There are a multitude of lessons here. First of all, deposit all of your checks in a bank and avoid this problem. Second, trusting check processing to anyone other than a bank, even a highly respected national brokerage firm, opens a depositor to far more risks it would appear. Third, measures that would seem basic and minimal in a bank may not be part of the deposit process in a brokerage branch. Finally, if it is this bad at a major brokerage firm, we can only imagine the lack of procedures in some of the "new age" non-bank providers of financial services.
Banks with remote branches may well be sending checks back and forth by professional couriers, whether they use small independent companies or the big national ones. In spite of all the tracking numbers on envelopes and packages that we routinely note when awaiting presents from Amazon, there are cases when packages are simply lost. Chances are that your bank has considered what could happen if a courier package was lost, but it's not a bad idea to review those procedures. The use of couriers has become so common it feels outside the realm of possibility that something could end up not just delayed, but truly lost in transit. Clearly nothing should ever be sent without maintaining a copy in the original branch. The biggest national couriers could cover the loss from stolen checks, but we wonder about smaller ones, so consider carefully when choosing who works for you.
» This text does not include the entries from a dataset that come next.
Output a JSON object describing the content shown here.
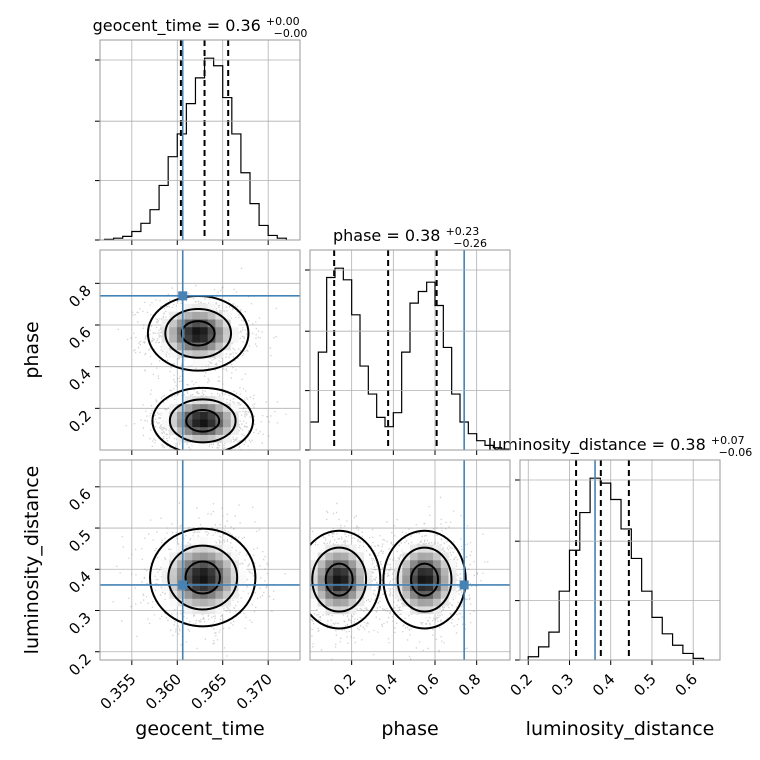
{
  "chart_data": {
    "type": "corner",
    "parameters": [
      "geocent_time",
      "phase",
      "luminosity_distance"
    ],
    "panel_titles": [
      {
        "param": "geocent_time",
        "name": "geocent_time",
        "median": "0.36",
        "plus": "+0.00",
        "minus": "−0.00"
      },
      {
        "param": "phase",
        "name": "phase",
        "median": "0.38",
        "plus": "+0.23",
        "minus": "−0.26"
      },
      {
        "param": "luminosity_distance",
        "name": "luminosity_distance",
        "median": "0.38",
        "plus": "+0.07",
        "minus": "−0.06"
      }
    ],
    "axis_labels": {
      "x": [
        "geocent_time",
        "phase",
        "luminosity_distance"
      ],
      "y": [
        "phase",
        "luminosity_distance"
      ]
    },
    "ranges": {
      "geocent_time": [
        0.3515,
        0.3735
      ],
      "phase": [
        0.0,
        0.96
      ],
      "luminosity_distance": [
        0.18,
        0.665
      ]
    },
    "ticks": {
      "geocent_time": {
        "values": [
          0.355,
          0.36,
          0.365,
          0.37
        ],
        "labels": [
          "0.355",
          "0.360",
          "0.365",
          "0.370"
        ]
      },
      "phase": {
        "values": [
          0.2,
          0.4,
          0.6,
          0.8
        ],
        "labels": [
          "0.2",
          "0.4",
          "0.6",
          "0.8"
        ]
      },
      "luminosity_distance": {
        "values": [
          0.2,
          0.3,
          0.4,
          0.5,
          0.6
        ],
        "labels": [
          "0.2",
          "0.3",
          "0.4",
          "0.5",
          "0.6"
        ]
      }
    },
    "truths": {
      "geocent_time": 0.3606,
      "phase": 0.74,
      "luminosity_distance": 0.362
    },
    "quantiles": {
      "geocent_time": [
        0.3604,
        0.363,
        0.3656
      ],
      "phase": [
        0.116,
        0.375,
        0.608
      ],
      "luminosity_distance": [
        0.316,
        0.376,
        0.444
      ]
    },
    "histograms": {
      "geocent_time": {
        "edges": [
          0.352,
          0.353,
          0.354,
          0.355,
          0.356,
          0.357,
          0.358,
          0.359,
          0.36,
          0.361,
          0.362,
          0.363,
          0.364,
          0.365,
          0.366,
          0.367,
          0.368,
          0.369,
          0.37,
          0.371,
          0.372
        ],
        "counts": [
          2,
          6,
          12,
          28,
          55,
          100,
          180,
          275,
          350,
          450,
          535,
          600,
          575,
          470,
          350,
          222,
          120,
          48,
          15,
          6
        ]
      },
      "phase": {
        "edges": [
          0.0,
          0.04,
          0.08,
          0.12,
          0.16,
          0.2,
          0.24,
          0.28,
          0.32,
          0.36,
          0.4,
          0.44,
          0.48,
          0.52,
          0.56,
          0.6,
          0.64,
          0.68,
          0.72,
          0.76,
          0.8,
          0.84,
          0.88,
          0.92,
          0.96
        ],
        "counts": [
          60,
          210,
          370,
          390,
          365,
          290,
          180,
          120,
          70,
          50,
          80,
          210,
          315,
          340,
          360,
          310,
          220,
          120,
          60,
          35,
          20,
          10,
          5,
          2
        ]
      },
      "luminosity_distance": {
        "edges": [
          0.2,
          0.225,
          0.25,
          0.275,
          0.3,
          0.325,
          0.35,
          0.375,
          0.4,
          0.425,
          0.45,
          0.475,
          0.5,
          0.525,
          0.55,
          0.575,
          0.6,
          0.625
        ],
        "counts": [
          10,
          40,
          85,
          210,
          335,
          450,
          555,
          540,
          490,
          400,
          310,
          210,
          130,
          80,
          45,
          20,
          5
        ]
      }
    },
    "density_blobs": {
      "phase_vs_geocent_time": [
        {
          "x": 0.3623,
          "y": 0.56,
          "sx": 0.0021,
          "sy": 0.068,
          "w": 1.0
        },
        {
          "x": 0.3628,
          "y": 0.14,
          "sx": 0.0021,
          "sy": 0.06,
          "w": 1.0
        }
      ],
      "luminosity_distance_vs_geocent_time": [
        {
          "x": 0.3628,
          "y": 0.38,
          "sx": 0.0022,
          "sy": 0.045,
          "w": 1.0
        }
      ],
      "luminosity_distance_vs_phase": [
        {
          "x": 0.14,
          "y": 0.375,
          "sx": 0.075,
          "sy": 0.045,
          "w": 1.0
        },
        {
          "x": 0.55,
          "y": 0.375,
          "sx": 0.075,
          "sy": 0.045,
          "w": 1.0
        }
      ]
    },
    "contour_levels": [
      0.39,
      0.86,
      0.99
    ],
    "colors": {
      "truth": "#4682b4",
      "lines": "#000000",
      "frame": "#9a9a9a",
      "grid": "#b0b0b0"
    },
    "grid": true
  }
}
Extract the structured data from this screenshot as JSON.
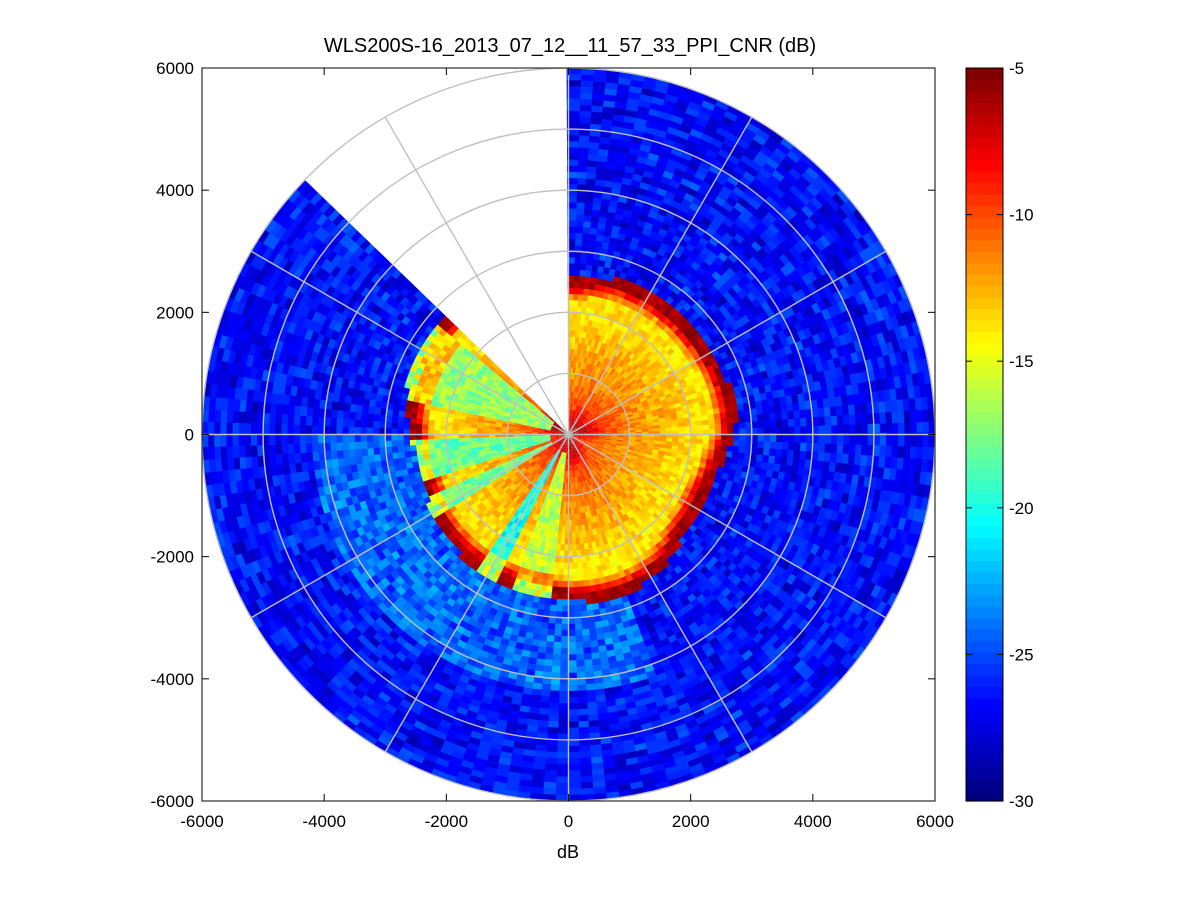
{
  "chart_data": {
    "type": "heatmap",
    "subtype": "polar-ppi",
    "title": "WLS200S-16_2013_07_12__11_57_33_PPI_CNR (dB)",
    "xlabel": "dB",
    "ylabel": "",
    "xlim": [
      -6000,
      6000
    ],
    "ylim": [
      -6000,
      6000
    ],
    "x_ticks": [
      -6000,
      -4000,
      -2000,
      0,
      2000,
      4000,
      6000
    ],
    "y_ticks": [
      -6000,
      -4000,
      -2000,
      0,
      2000,
      4000,
      6000
    ],
    "x_tick_labels": [
      "-6000",
      "-4000",
      "-2000",
      "0",
      "2000",
      "4000",
      "6000"
    ],
    "y_tick_labels": [
      "-6000",
      "-4000",
      "-2000",
      "0",
      "2000",
      "4000",
      "6000"
    ],
    "max_range": 6000,
    "range_rings": [
      1000,
      2000,
      3000,
      4000,
      5000,
      6000
    ],
    "spoke_angles_deg": [
      0,
      30,
      60,
      90,
      120,
      150,
      180,
      210,
      240,
      270,
      300,
      330
    ],
    "no_data_sector_deg": [
      90,
      136
    ],
    "colorbar": {
      "colormap": "jet",
      "clim": [
        -30,
        -5
      ],
      "ticks": [
        -5,
        -10,
        -15,
        -20,
        -25,
        -30
      ],
      "tick_labels": [
        "-5",
        "-10",
        "-15",
        "-20",
        "-25",
        "-30"
      ]
    },
    "cnr_profile": {
      "range_m": [
        0,
        200,
        500,
        900,
        1400,
        1900,
        2250,
        2450,
        2550,
        2750,
        3200,
        4500,
        6000
      ],
      "cnr_db": [
        -6,
        -7,
        -10,
        -11.5,
        -12.5,
        -13.5,
        -14,
        -8,
        -6,
        -27,
        -26,
        -26.5,
        -27
      ]
    },
    "weak_return_sectors": [
      {
        "az_deg": [
          141,
          168
        ],
        "value_db": -17
      },
      {
        "az_deg": [
          182,
          198
        ],
        "value_db": -18
      },
      {
        "az_deg": [
          204,
          212
        ],
        "value_db": -18
      },
      {
        "az_deg": [
          236,
          244
        ],
        "value_db": -20
      },
      {
        "az_deg": [
          250,
          264
        ],
        "value_db": -16
      }
    ]
  }
}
Risk management is only as strong as the weakest link in any chain and that chain includes the organizations that your bank uses to do tasks for you. Regulators are paying close attention to the organizations that provide outsourced services in their assessment of banks' enterprise risk management plans, simply because banks have become so dependent upon outside providers. Lost interoffice packages may not come to the top of the risk in that they mostly concern internal documents, but they can impact customers too. Closely monitor any vendors that deal directly with customers (like providers of internet sites, card or ATM services), or could have a significant impact on your bank. In the case of this lost check, going back to the car dealership to have them put a stop-payment on the original check and asking them to re-issue it, clearly created customer impact.
For its part, the brokerage office explained that this had never happened before, an explanation that we didn't find to be particularly comforting. The business of banking is the management of risk and therefore is in essence, preventing things that have never happened before. Take this moment to review what you do in your bank in the management of all your vendors to avoid an issue like this down the road.